Утром Дамочка никак не мог оторвать голову от подушки. Болело в висках, затылке. Во рту все пересохло. Все тело, будто расчлененное на куски, не слушалось разума. Душу леденил безотчетный страх.
«Хоть бы какая лярва похмелила», — подумал Колька, стискивая ломящие виски кулаками. И туго вспоминал, осталось ли что-нибудь хмельное после вчерашней попойки.
Дамочка слез на пол. Ткнулся под койку, стол, за печку. Все пусто. Только в одной бутылке уцелело несколько глотков пива. Он выдул его залпом. Стал искать в тумбочке. И в это время в дверь с треском влетел фартовый.
Глянув на Кольку глазами-буравчиками, прятавшимися в самом затылке, сказал негромко, но жестко:
— Зовут тебя, паскуду.
— Зачем? — рухнул на задницу Дамочка, побелев, в пред» чувствии чего-то страшного, от ушей до пяток.
— Не тяни резину. Пошли.
Колька мелкой трусцой бежал следом за фартовым. Тот, как говорили, умел угадывать мысли на расстоянии. И едва Дамочка решил незаметно свернуть за дом, чтоб скрыться от кента, тот тут же схватил его костлявой рукой за шиворот. Толкнул вперед.

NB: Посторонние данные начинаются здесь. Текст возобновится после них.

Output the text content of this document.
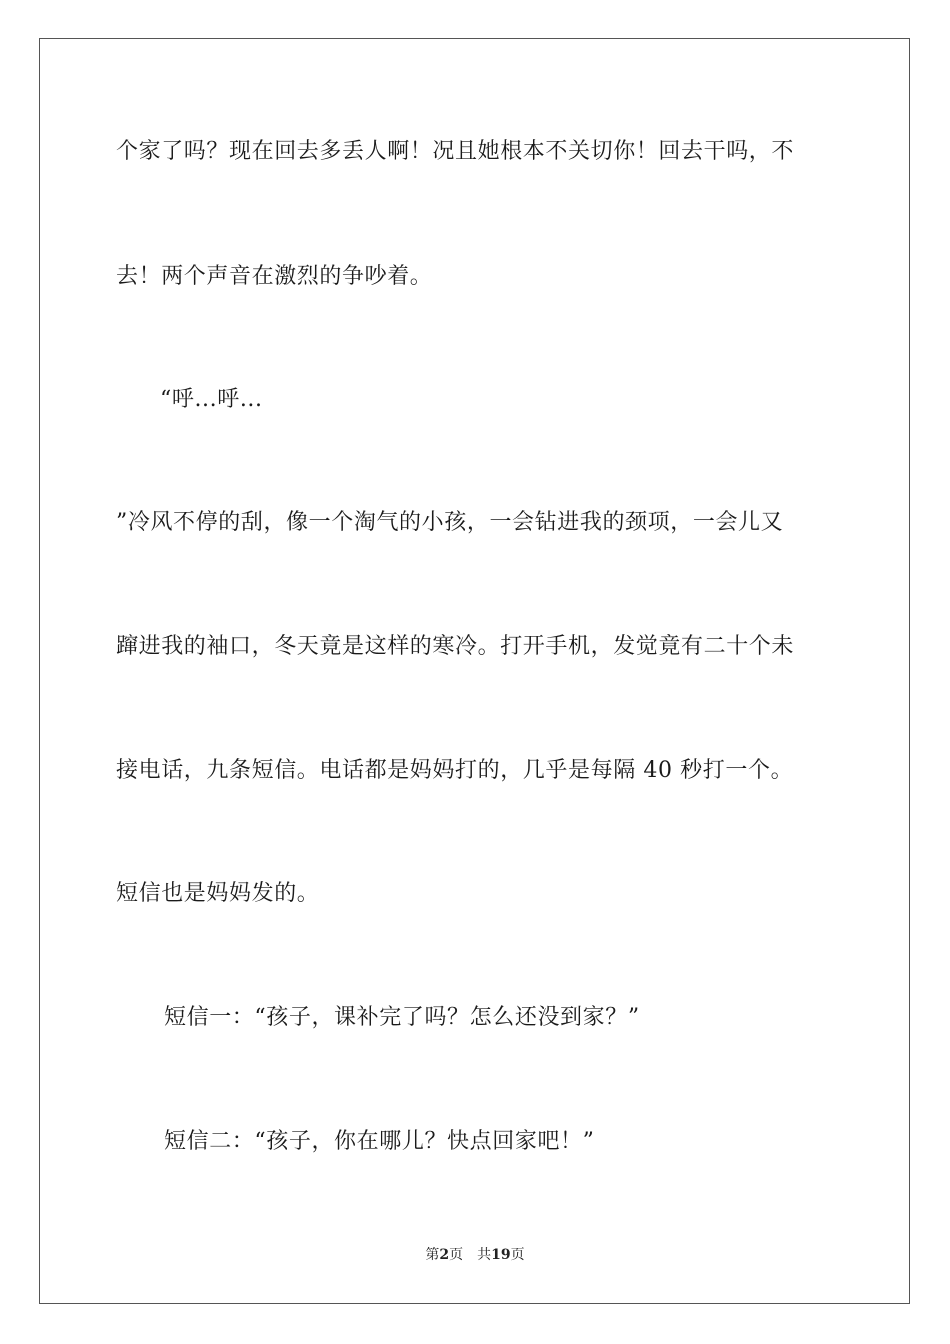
个家了吗？现在回去多丢人啊！况且她根本不关切你！回去干吗，不
去！两个声音在激烈的争吵着。
“呼...呼...
”冷风不停的刮，像一个淘气的小孩，一会钻进我的颈项，一会儿又
蹿进我的袖口，冬天竟是这样的寒冷。打开手机，发觉竟有二十个未
接电话，九条短信。电话都是妈妈打的，几乎是每隔 40 秒打一个。
短信也是妈妈发的。
短信一：“孩子，课补完了吗？怎么还没到家？”
短信二：“孩子，你在哪儿？快点回家吧！”
第2页 共19页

— Чего надо от меня? — дрогнул невольно голос Кольки.
— Не мне понадобился. Сходу. Твои кенты и наши ждут тебя.
Дамочка огляделся.
По улицам города шли люди. Куда-то торопились, перекидывались словами. Смеялись. Им не было никакого дела до того, что вот этот маленький трясущийся с похмелья мужичонка, быть может, видит их в последний раз.
Некому станет их пугать в ночи, вырывать сумочки и авоськи. Никто не облает их теперь забористым матом на Сезонке.